The Numbers Racket at Steven Landsburg | The Big Questions

Steve Landsberg points out the flaw in the often-quoted statistic that the median US worker has enjoyed hardly any income gain over the past few decades, with median wages growing from $25,000 in 1980 to $25,700 in 2005:

Each demographic group has progressed, but at the same time, there’s been a great influx of lower income groups — women and nonwhites — into the workforce. This creates the illusion that nobody’s progressing when in fact everybody’s progressing.

Actual growth rates are as high as 75% for white women and 62% for nonwhite women.

via The Numbers Racket at Steven Landsburg | The Big Questions: Tackling the Problems of Philosophy with Ideas from Mathematics, Economics, and Physics.

5 Replies to “The Numbers Racket at Steven Landsburg | The Big Questions”

  1. Mr Landsberg has learly not spoken to any “workers” in his research for this article.
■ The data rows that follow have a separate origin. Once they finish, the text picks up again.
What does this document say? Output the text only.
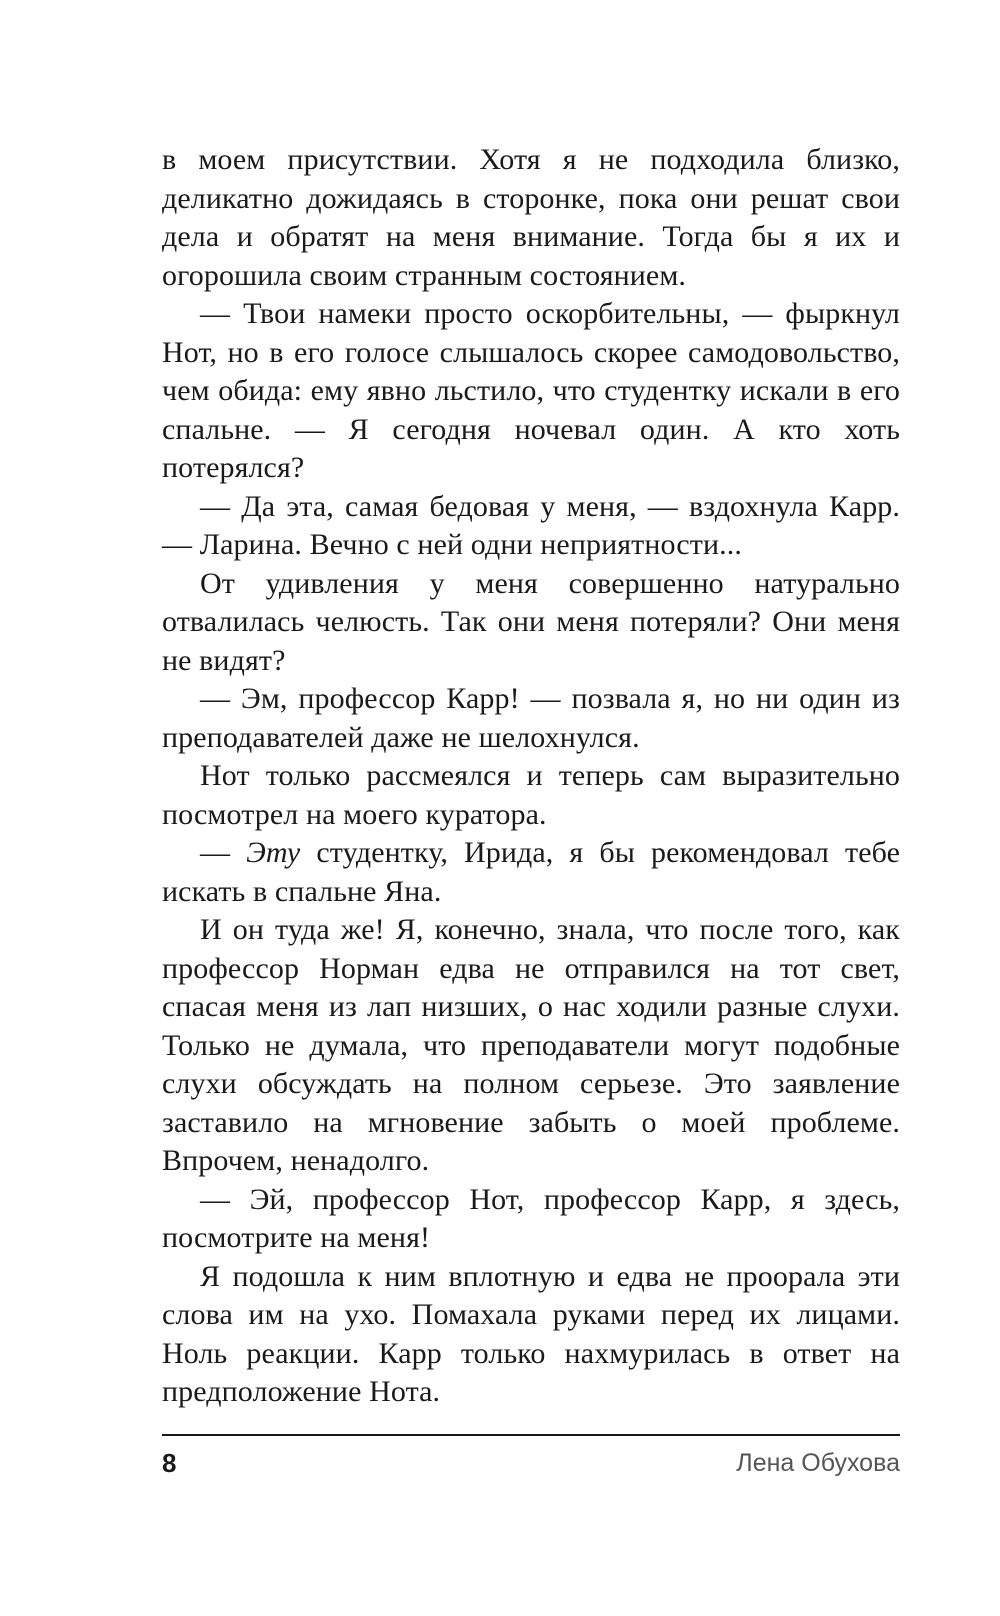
в моем присутствии. Хотя я не подходила близко, деликатно дожидаясь в сторонке, пока они решат свои дела и обратят на меня внимание. Тогда бы я их и огорошила своим странным состоянием.

— Твои намеки просто оскорбительны, — фыркнул Нот, но в его голосе слышалось скорее самодовольство, чем обида: ему явно льстило, что студентку искали в его спальне. — Я сегодня ночевал один. А кто хоть потерялся?

— Да эта, самая бедовая у меня, — вздохнула Карр. — Ларина. Вечно с ней одни неприятности...

От удивления у меня совершенно натурально отвалилась челюсть. Так они меня потеряли? Они меня не видят?

— Эм, профессор Карр! — позвала я, но ни один из преподавателей даже не шелохнулся.

Нот только рассмеялся и теперь сам выразительно посмотрел на моего куратора.

— Эту студентку, Ирида, я бы рекомендовал тебе искать в спальне Яна.

И он туда же! Я, конечно, знала, что после того, как профессор Норман едва не отправился на тот свет, спасая меня из лап низших, о нас ходили разные слухи. Только не думала, что преподаватели могут подобные слухи обсуждать на полном серьезе. Это заявление заставило на мгновение забыть о моей проблеме. Впрочем, ненадолго.

— Эй, профессор Нот, профессор Карр, я здесь, посмотрите на меня!

Я подошла к ним вплотную и едва не проорала эти слова им на ухо. Помахала руками перед их лицами. Ноль реакции. Карр только нахмурилась в ответ на предположение Нота.

8	Лена Обухова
The middle class families that used to do reasonably well in the golden era of the 1960 -1985 are now watching their children rack up massive student debts , with no jobs security in return. The US has 15% now on food stamps and almost half the workforce a couple of pay checks from the street. So Mr Landsberg if you are interested in feed back from people who actually live in the world you purport to understand then I would simply this. Either improve your research or find another occupation.

  2. Landsburg has shown once again that if you believe all statistical arguments then you can prove that baldness is due to sitting in the first two rows of a burlesque theatre. Statistics are used to prove the point of view of the speaker.

    The U.S. worker is suffering a decline in standard of living. This is pretty clear and results in large part, at least I think, from globalization. But it is not as bad as many people make it out to be. Landsberg cites the median wage issue. I think per capita income doubling in the last 20 years proves that not everything is awful. But this doubling has occurred while household income is almost flat. Obviously, people wanting to prove the problems of the U.S. don’t talk about the great increase in the number of single parent households over the period, which comes awfully close to explaining the household income data.